Fitting polynomial curve

eryksun () eryksun at gmail.com
Fri Mar 18 05:42:05 EDT 2011


On 3/17/2011 1:42 AM, Astan Chee wrote:
>
> I have 2 points in 3D space and a bunch of points in-between them. I'm
> trying to fit a polynomial curve on it. Currently I'm looking through
> numpy but I don't think the function exists to fit a function like this:
> y = ax**4 + bx**3 + cx**2 + dx + e

You can use np.polyfit, which uses np.linalg.lstsq. 
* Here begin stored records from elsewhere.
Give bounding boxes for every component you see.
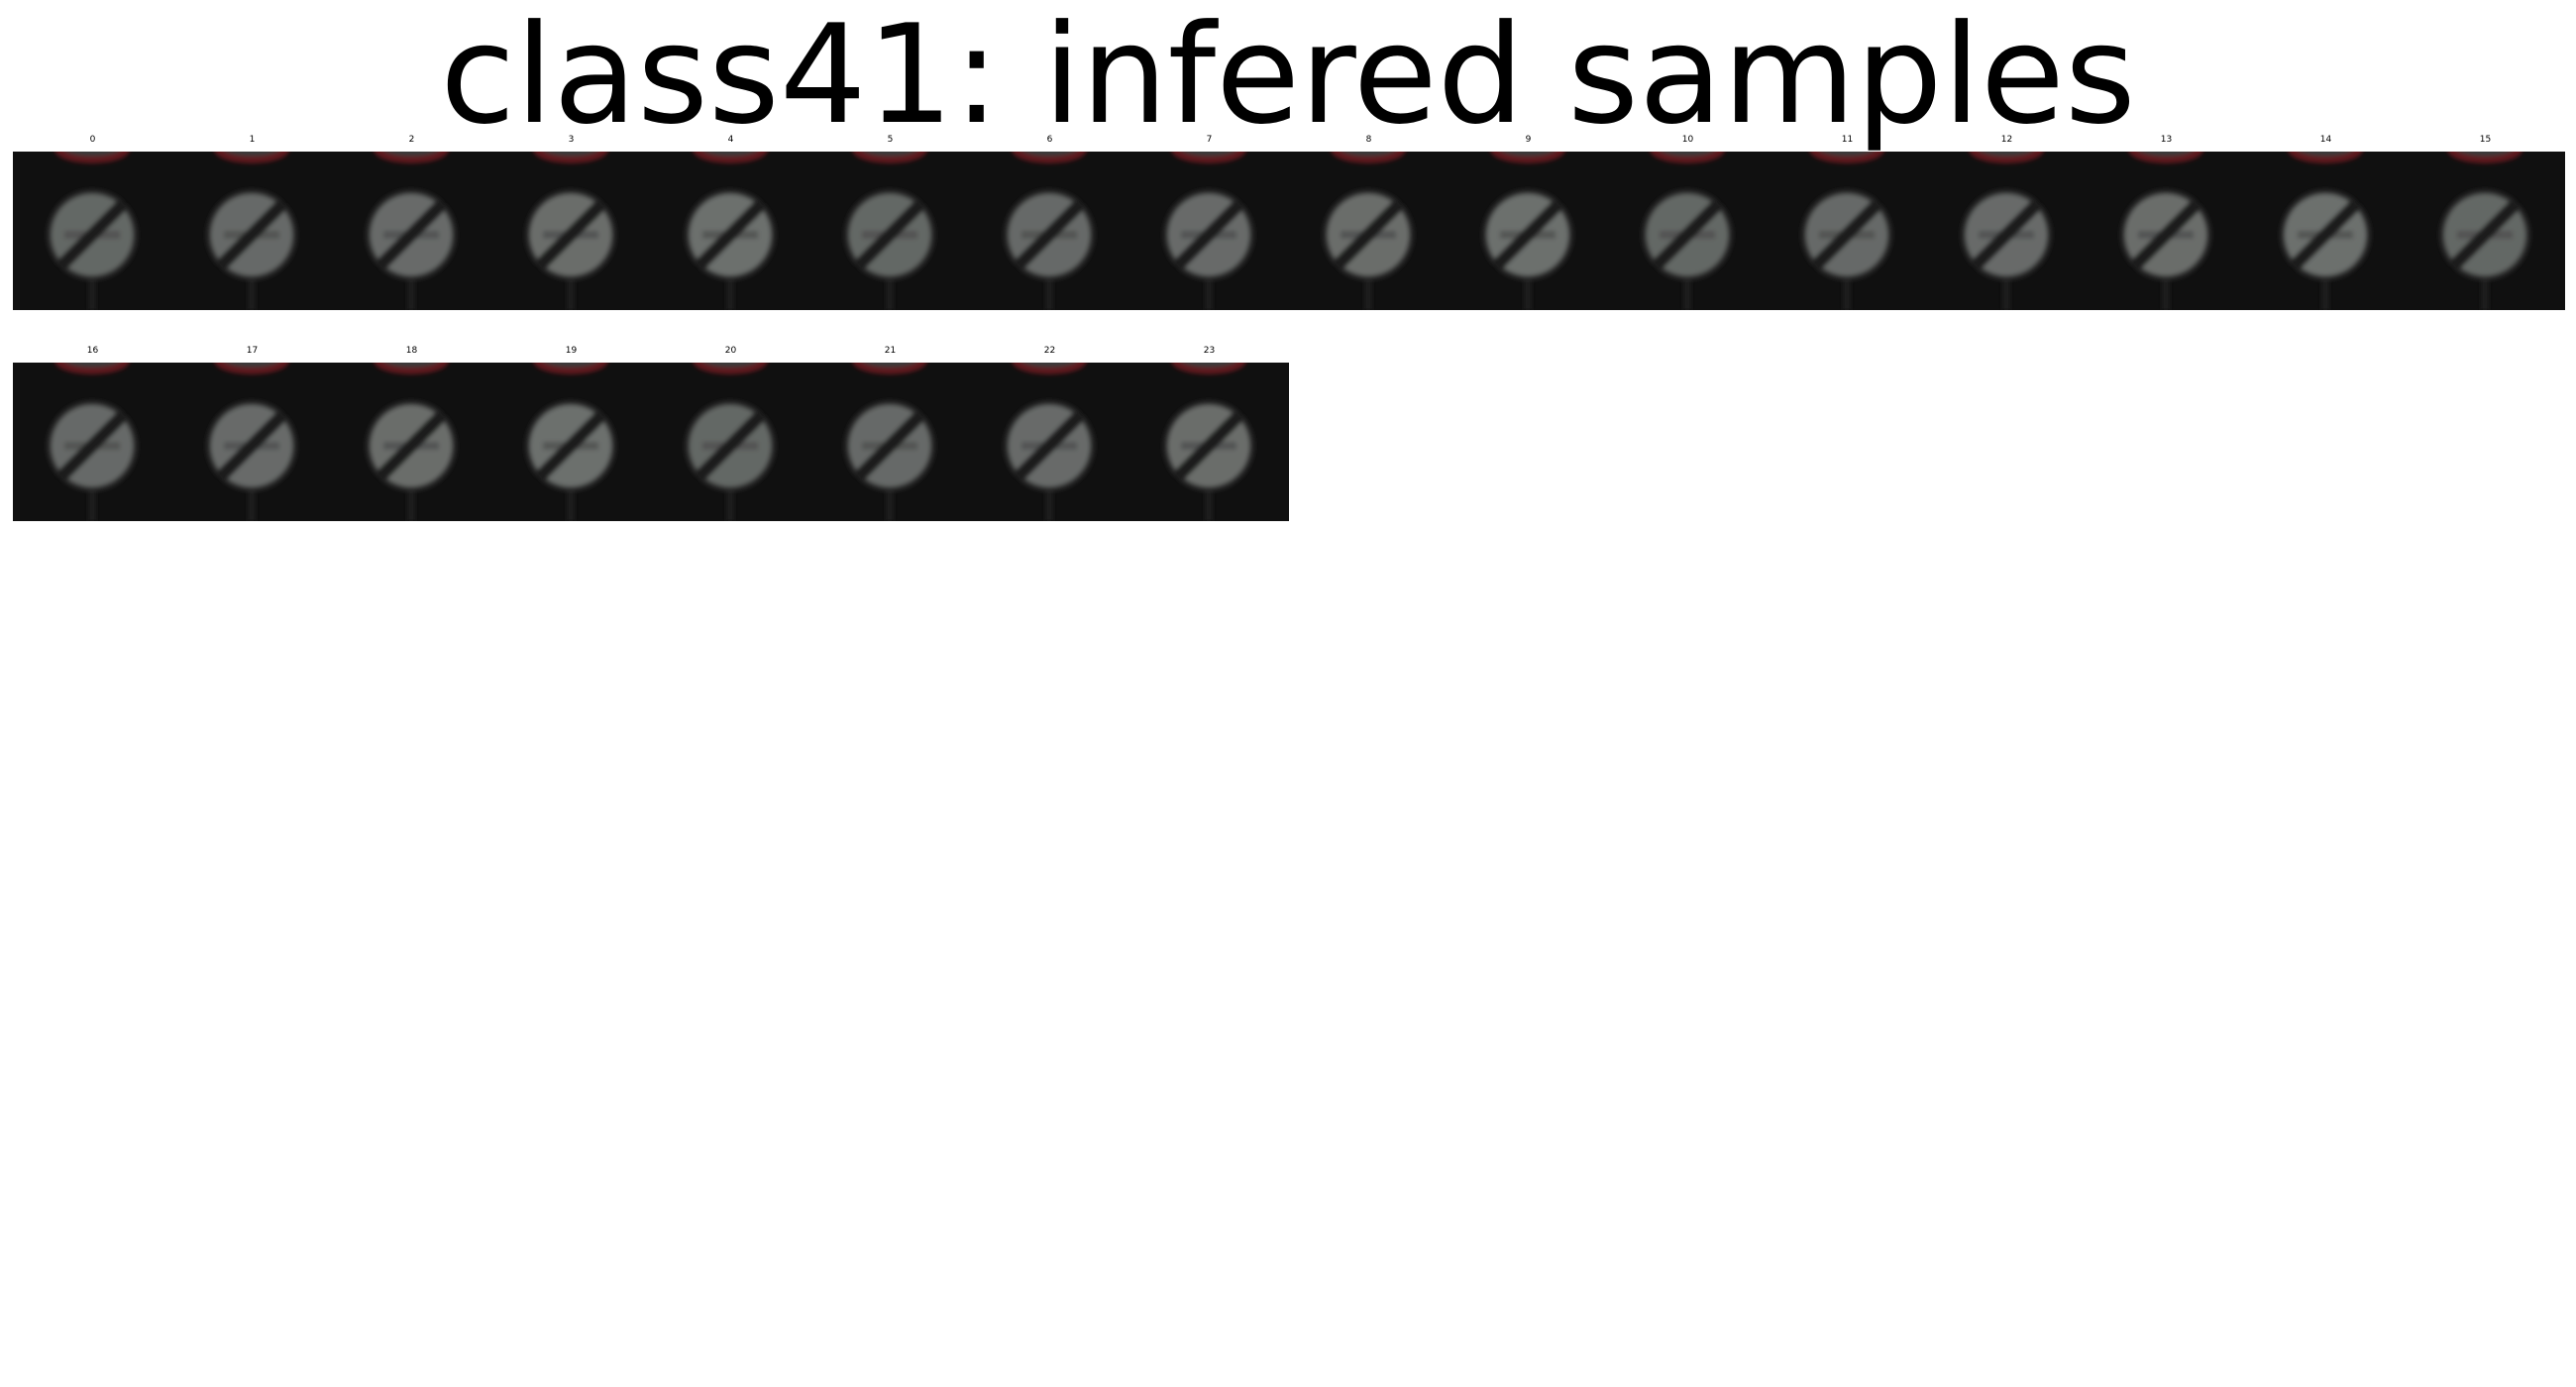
sample-image xyxy=(332,152,491,310)
end-of-no-overtaking-sign-icon xyxy=(970,152,1129,310)
sample-index-label: 5 xyxy=(887,135,894,145)
sample-index-label: 21 xyxy=(884,346,897,356)
end-of-no-overtaking-sign-icon xyxy=(651,152,810,310)
end-of-no-overtaking-sign-icon xyxy=(1768,152,1927,310)
sample-index-label: 2 xyxy=(408,135,415,145)
sample-cell: 11 xyxy=(1768,131,1927,319)
sample-index-label: 18 xyxy=(405,346,418,356)
sample-image xyxy=(13,152,172,310)
sample-cell: 15 xyxy=(2406,131,2565,319)
end-of-no-overtaking-sign-icon xyxy=(1129,363,1289,521)
sample-index-label: 6 xyxy=(1046,135,1053,145)
sample-index-label: 14 xyxy=(2319,135,2332,145)
sample-image xyxy=(1608,152,1768,310)
sample-image xyxy=(172,152,332,310)
end-of-no-overtaking-sign-icon xyxy=(491,363,651,521)
sample-image xyxy=(491,152,651,310)
end-of-no-overtaking-sign-icon xyxy=(172,152,332,310)
sample-image xyxy=(810,363,970,521)
sample-cell: 7 xyxy=(1129,131,1289,319)
sample-image xyxy=(491,363,651,521)
end-of-no-overtaking-sign-icon xyxy=(970,363,1129,521)
sample-cell: 6 xyxy=(970,131,1129,319)
sample-index-label: 7 xyxy=(1206,135,1213,145)
sample-cell: 16 xyxy=(13,342,172,530)
sample-index-label: 8 xyxy=(1365,135,1372,145)
sample-index-label: 10 xyxy=(1681,135,1694,145)
end-of-no-overtaking-sign-icon xyxy=(332,152,491,310)
sample-cell: 8 xyxy=(1289,131,1449,319)
sample-image xyxy=(970,363,1129,521)
sample-index-label: 0 xyxy=(89,135,96,145)
end-of-no-overtaking-sign-icon xyxy=(491,152,651,310)
sample-index-label: 3 xyxy=(568,135,575,145)
sample-cell: 3 xyxy=(491,131,651,319)
sample-image xyxy=(970,152,1129,310)
end-of-no-overtaking-sign-icon xyxy=(332,363,491,521)
sample-index-label: 19 xyxy=(565,346,578,356)
sample-grid-row-1: 0 1 2 3 4 5 6 7 8 9 10 11 12 13 14 15 xyxy=(13,131,2565,319)
sample-index-label: 23 xyxy=(1203,346,1216,356)
sample-cell: 2 xyxy=(332,131,491,319)
sample-grid-row-2: 16 17 18 19 20 21 22 23 xyxy=(13,342,1289,530)
sample-image xyxy=(1449,152,1608,310)
sample-image xyxy=(1289,152,1449,310)
sample-image xyxy=(172,363,332,521)
sample-index-label: 11 xyxy=(1841,135,1854,145)
sample-cell: 10 xyxy=(1608,131,1768,319)
sample-cell: 19 xyxy=(491,342,651,530)
sample-index-label: 15 xyxy=(2479,135,2492,145)
sample-index-label: 4 xyxy=(727,135,734,145)
sample-index-label: 20 xyxy=(724,346,737,356)
sample-index-label: 12 xyxy=(2000,135,2013,145)
end-of-no-overtaking-sign-icon xyxy=(1289,152,1449,310)
sample-index-label: 9 xyxy=(1525,135,1532,145)
end-of-no-overtaking-sign-icon xyxy=(1927,152,2087,310)
end-of-no-overtaking-sign-icon xyxy=(2087,152,2246,310)
sample-cell: 14 xyxy=(2246,131,2406,319)
sample-cell: 23 xyxy=(1129,342,1289,530)
sample-index-label: 22 xyxy=(1043,346,1056,356)
sample-image xyxy=(2246,152,2406,310)
sample-image xyxy=(332,363,491,521)
sample-index-label: 13 xyxy=(2160,135,2173,145)
sample-image xyxy=(13,363,172,521)
end-of-no-overtaking-sign-icon xyxy=(810,152,970,310)
sample-image xyxy=(810,152,970,310)
sample-cell: 18 xyxy=(332,342,491,530)
end-of-no-overtaking-sign-icon xyxy=(172,363,332,521)
sample-index-label: 1 xyxy=(249,135,256,145)
end-of-no-overtaking-sign-icon xyxy=(2406,152,2565,310)
end-of-no-overtaking-sign-icon xyxy=(1449,152,1608,310)
sample-cell: 13 xyxy=(2087,131,2246,319)
end-of-no-overtaking-sign-icon xyxy=(810,363,970,521)
sample-cell: 9 xyxy=(1449,131,1608,319)
sample-image xyxy=(1927,152,2087,310)
sample-cell: 17 xyxy=(172,342,332,530)
sample-index-label: 16 xyxy=(86,346,99,356)
sample-image xyxy=(651,363,810,521)
sample-cell: 5 xyxy=(810,131,970,319)
sample-cell: 22 xyxy=(970,342,1129,530)
sample-cell: 0 xyxy=(13,131,172,319)
sample-cell: 12 xyxy=(1927,131,2087,319)
sample-cell: 21 xyxy=(810,342,970,530)
sample-image xyxy=(2406,152,2565,310)
sample-cell: 1 xyxy=(172,131,332,319)
sample-cell: 20 xyxy=(651,342,810,530)
sample-image xyxy=(2087,152,2246,310)
sample-index-label: 17 xyxy=(246,346,259,356)
sample-image xyxy=(1129,363,1289,521)
figure-title: class41: infered samples xyxy=(440,0,2136,155)
end-of-no-overtaking-sign-icon xyxy=(1129,152,1289,310)
end-of-no-overtaking-sign-icon xyxy=(2246,152,2406,310)
sample-image xyxy=(651,152,810,310)
end-of-no-overtaking-sign-icon xyxy=(13,363,172,521)
sample-cell: 4 xyxy=(651,131,810,319)
end-of-no-overtaking-sign-icon xyxy=(651,363,810,521)
end-of-no-overtaking-sign-icon xyxy=(1608,152,1768,310)
end-of-no-overtaking-sign-icon xyxy=(13,152,172,310)
sample-image xyxy=(1768,152,1927,310)
sample-image xyxy=(1129,152,1289,310)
For a degree M-1 polynomial and K samples such that K > M, this is an over-determined least squares problem:

t = [t1, t2, ..., tk]   # K sample times
Y.shape == (K, N)       # data samples Y in R_N

# design matrix X
# you don't have to calculate this since polyfit does it
# for you internally with vander(t, M)
X = [[x**m for m in range(M-1,-1,-1)] for x in t]
X.shape == (K, M)

# unknown coefficient matrix B
B.shape == (M, N)  

Y =~ dot(X, B) 

Use polyfit to form the least squares solution. For example, a 4th order fit:

B = np.polyfit(t, Y, 4)

# or for more information
B, r, rankX, sX, rcond = np.polyfit(t, Y, 4, full=True)

where r is the vector of residuals; rankX and sX are the rank and singular values of the Van der Monde matrix; and rcond was used to threshold the singular values.

Interpolation: 

t2 = np.linspace(t[0], t[-1], len(t)*1000)

Y2 = np.dot(np.vander(t2, M), B)
or 
Y2 = np.polyval(B, t2[:, newaxis])

polyval uses Horner's method, which calculates the following:

t = t2[:, newaxis]
y = zeros_like(t)

for i in range(len(B)):
    y = y * t + B[i]
return y

y is initially a length len(t) column vector of zeros and B[0] is a length N row vector, so the first iteration just tiles B[0] in a len(t) by N matrix. Otherwise it's a normal Horner evaluation.

Other than minimizing the residuals, you can examine the fit visually with a simple matplotlib plot:

from mpl_toolkits.mplot3d import Axes3D
import matplotlib.pyplot as plt
fig = plt.figure()
ax = fig.gca(projection='3d')
ax.plot(*Y2.T)
ax.plot(*Y.T, marker='.', markerfacecolor='r')

Or you could create three 2D plots of (t2, Y2[:,i]) and (t, Y[:,i]).